Filtering and sorting
Labelbox enables you to slice and dice your model predictions, annotations, and metrics. Powerful filtering and sorting make it simpler and more efficient to:
- analyze the performance of neural networks
- find low-performing slices of data
- surface labeling mistakes
- identify high-impact data to label in order to maximally improve neural network performance
Supported attributes for search and filter
Below are the attributes you can search and filter by in the Model product.
Attribute | Description | Examples |
---|---|---|
Annotation | Annotations included in the model run | Show image assets where X annotation was used at least N times |
Predictions | Predictions uploaded to the model run | Show text assets where the model predicted X at least N times |
Metrics | Model run metrics (auto-generated and custom) | Show image assets with specific values for precision, recall, intersection over union, etc |
Metadata | Metadata fields uploaded by the user | Show text assets that were captured between two datetimes |
Data row | Includes any data row identifiers (e.g., data row IDs, global keys, and external IDs) | Show all image assets where the global key does not contain X |
Label | Label ID | Show all text assets where label ID contains X |
Dataset | Dataset that the data rows belong to | Show all image assets uploaded to dataset X |
Project | Project that the data rows are attached to | Show all text assets uploaded to project X |
A model run contains a snapshot of annotations, predictions and metadata
The annotations, predictions and metadata in a model run are versioned.

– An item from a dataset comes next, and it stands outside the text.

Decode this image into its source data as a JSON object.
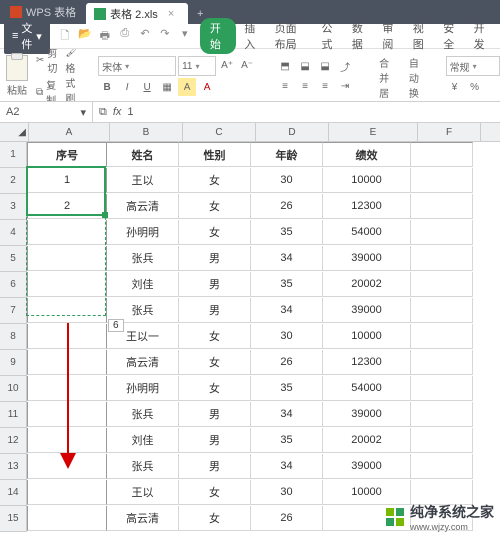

Even if you update these annotations, predictions, and metadata elsewhere in the Labelbox platform, they will remain intact in the model run.
Filtering
You can think of creating a filter like constructing a pyramid with layers of logical sequence. Each layer is an AND operation. Within a layer, you can use OR operations. Each filter provides a count of data rows that match the filter. Only non-zero counts of instances of an attribute are available for selection and provided as a hint.
Here is a realistic example to help you understand filter construction.
An ML engineer is developing an AI model to identify people on an object detection dataset. The engineer learns that the model performs poorly on images containing coastlines. So the engineer queries for images that are at least 200px wide AND belong to the dataset named "SAR dataset (chipped)".

This filter is made of 4 AND operations
Sorting
You can sort data on any metrics: auto-generated metrics and/or custom metrics.